When they arrive, their difficulties continue. Patrick, his wife, and their daughters are anything but welcoming to Rose and her family. They give them dirty looks. It takes Rose a long time to find a job because she is new in America, but finally, she is employed at a flower shop. However, she quits because she is not paid for her work.

After she leaves the flower shop, Rose finds a sign in the sewer that says the Triangle Shirtwaist Factory is hiring, so she applies. Rose manages to get the job, but after only two weeks, the factory goes up in flames in one of the most famous fires of the twentieth century. The fire is made even more dangerous by the fact that the doors and windows are all locked to keep workers inside working, so the employees have to try to find another way out to survive. Despite the fact that many of her friends and coworkers try to escape and die, Rose manages to live by jumping into the elevator shaft. Due to the fire, one hundred forty-six garment workers die that day—March 25, 1911—and an additional seventy-one people are injured. The fire is devastating both for the industry and for the city.

Separation is an important theme in Ashes of Roses; Rose’s father and the baby are separated and sent back to Ireland before the family even makes it into the country. Once they go, Rose’s uncle and his family treat them like outsiders. After the two families fight enough, Rose’s mother and Bridget move back to Ireland, leaving Rose and Maureen in America. She and Maureen find an apartment with a roommate named Gussie, who dies in the fire. After that, Rose returns to Ireland. Survival is another prominent theme, as Rose must look for jobs, a place to live, and a way out of the burning factory in order to survive and look after Maureen. In the early twentieth century, many immigrants worked long hours in unfavorable conditions, and lived in squalor, just to survive in America.

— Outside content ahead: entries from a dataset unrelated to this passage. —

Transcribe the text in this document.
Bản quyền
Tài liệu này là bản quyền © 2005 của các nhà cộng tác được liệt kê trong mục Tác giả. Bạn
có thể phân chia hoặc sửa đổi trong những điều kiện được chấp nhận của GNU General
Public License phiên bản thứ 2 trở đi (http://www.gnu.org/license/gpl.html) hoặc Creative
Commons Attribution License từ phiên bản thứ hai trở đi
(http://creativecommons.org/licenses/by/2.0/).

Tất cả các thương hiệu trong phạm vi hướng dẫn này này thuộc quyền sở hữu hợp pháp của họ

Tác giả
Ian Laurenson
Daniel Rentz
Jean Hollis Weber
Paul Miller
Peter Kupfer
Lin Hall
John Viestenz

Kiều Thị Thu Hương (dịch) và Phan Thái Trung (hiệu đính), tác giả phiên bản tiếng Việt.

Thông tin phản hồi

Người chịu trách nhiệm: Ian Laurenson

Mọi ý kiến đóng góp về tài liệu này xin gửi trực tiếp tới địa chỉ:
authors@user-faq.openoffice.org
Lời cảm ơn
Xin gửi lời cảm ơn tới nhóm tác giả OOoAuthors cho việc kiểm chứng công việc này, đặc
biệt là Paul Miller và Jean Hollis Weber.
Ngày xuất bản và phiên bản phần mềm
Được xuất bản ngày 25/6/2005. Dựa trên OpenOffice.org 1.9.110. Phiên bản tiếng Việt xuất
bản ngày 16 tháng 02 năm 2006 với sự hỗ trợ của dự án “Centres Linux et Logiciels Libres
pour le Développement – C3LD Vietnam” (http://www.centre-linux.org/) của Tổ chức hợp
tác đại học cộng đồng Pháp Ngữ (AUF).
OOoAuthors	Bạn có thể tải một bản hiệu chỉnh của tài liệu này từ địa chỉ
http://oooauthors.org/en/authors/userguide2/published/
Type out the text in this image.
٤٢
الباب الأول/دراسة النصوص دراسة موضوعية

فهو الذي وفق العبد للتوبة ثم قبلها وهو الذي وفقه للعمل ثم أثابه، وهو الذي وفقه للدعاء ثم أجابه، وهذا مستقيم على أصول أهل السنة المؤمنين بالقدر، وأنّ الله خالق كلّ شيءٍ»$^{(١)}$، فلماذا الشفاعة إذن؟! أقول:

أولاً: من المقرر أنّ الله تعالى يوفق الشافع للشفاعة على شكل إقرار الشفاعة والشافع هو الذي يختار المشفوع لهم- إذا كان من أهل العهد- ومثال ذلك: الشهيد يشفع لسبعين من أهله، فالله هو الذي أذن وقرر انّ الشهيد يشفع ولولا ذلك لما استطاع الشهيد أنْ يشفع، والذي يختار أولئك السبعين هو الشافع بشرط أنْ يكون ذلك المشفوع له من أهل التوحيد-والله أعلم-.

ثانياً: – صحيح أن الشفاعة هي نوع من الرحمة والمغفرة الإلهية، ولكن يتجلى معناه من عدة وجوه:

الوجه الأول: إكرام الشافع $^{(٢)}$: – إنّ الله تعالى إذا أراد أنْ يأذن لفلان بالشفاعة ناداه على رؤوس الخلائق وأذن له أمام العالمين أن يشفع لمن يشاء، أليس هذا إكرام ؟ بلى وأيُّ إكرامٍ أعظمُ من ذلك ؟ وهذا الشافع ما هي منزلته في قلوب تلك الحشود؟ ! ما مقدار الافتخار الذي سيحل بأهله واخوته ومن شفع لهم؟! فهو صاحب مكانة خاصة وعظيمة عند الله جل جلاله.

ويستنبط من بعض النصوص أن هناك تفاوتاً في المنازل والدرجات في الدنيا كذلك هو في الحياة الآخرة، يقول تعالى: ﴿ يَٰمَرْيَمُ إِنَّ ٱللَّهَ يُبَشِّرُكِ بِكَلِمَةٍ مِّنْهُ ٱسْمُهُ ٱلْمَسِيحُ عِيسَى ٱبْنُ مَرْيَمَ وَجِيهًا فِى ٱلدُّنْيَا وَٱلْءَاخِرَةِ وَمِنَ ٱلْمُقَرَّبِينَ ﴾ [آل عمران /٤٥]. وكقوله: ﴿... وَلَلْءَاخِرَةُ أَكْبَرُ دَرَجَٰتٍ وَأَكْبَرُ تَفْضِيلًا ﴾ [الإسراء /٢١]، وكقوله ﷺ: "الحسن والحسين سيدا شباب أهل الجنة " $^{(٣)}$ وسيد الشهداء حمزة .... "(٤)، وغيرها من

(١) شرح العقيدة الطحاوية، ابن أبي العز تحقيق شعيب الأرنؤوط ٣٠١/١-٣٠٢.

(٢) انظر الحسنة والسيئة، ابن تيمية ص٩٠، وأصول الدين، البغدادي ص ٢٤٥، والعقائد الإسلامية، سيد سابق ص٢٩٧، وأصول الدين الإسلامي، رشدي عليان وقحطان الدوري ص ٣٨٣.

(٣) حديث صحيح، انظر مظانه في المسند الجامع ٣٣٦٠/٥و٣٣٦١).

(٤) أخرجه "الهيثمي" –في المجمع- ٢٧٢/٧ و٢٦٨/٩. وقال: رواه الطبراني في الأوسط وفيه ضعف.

In addition to writing children’s books, Mary Jane Auch is also an illustrator. The illustrations in Ashes of Roses are hers. She has also written and illustrated a number of other works including The Road to Home, Journey to Nowhere, the I was a Third Grade… series, and One Plus One Equals Blue. She collaborated with her husband, graphic artist Herm Auch to write The Princess and the Pizza, which was honored as an International Reading Association Children’s Choice book in 2003. It also won the 2003 Storytelling World Award, and was nominated for both the Show Me readers Award and the Young Hoosier Picture Book Award. Ashes of Roses received the honor of placement among Booklist’s top ten historical fiction books of 2002. Mary Jane Auch is a graduate of Skidmore College and has worked as a pattern designer in the textile industry as well as with children in occupational therapy.

Critics praised the book for showing a tragedy through the eyes of the protagonist and Auch’s fast pacing that engages young readers.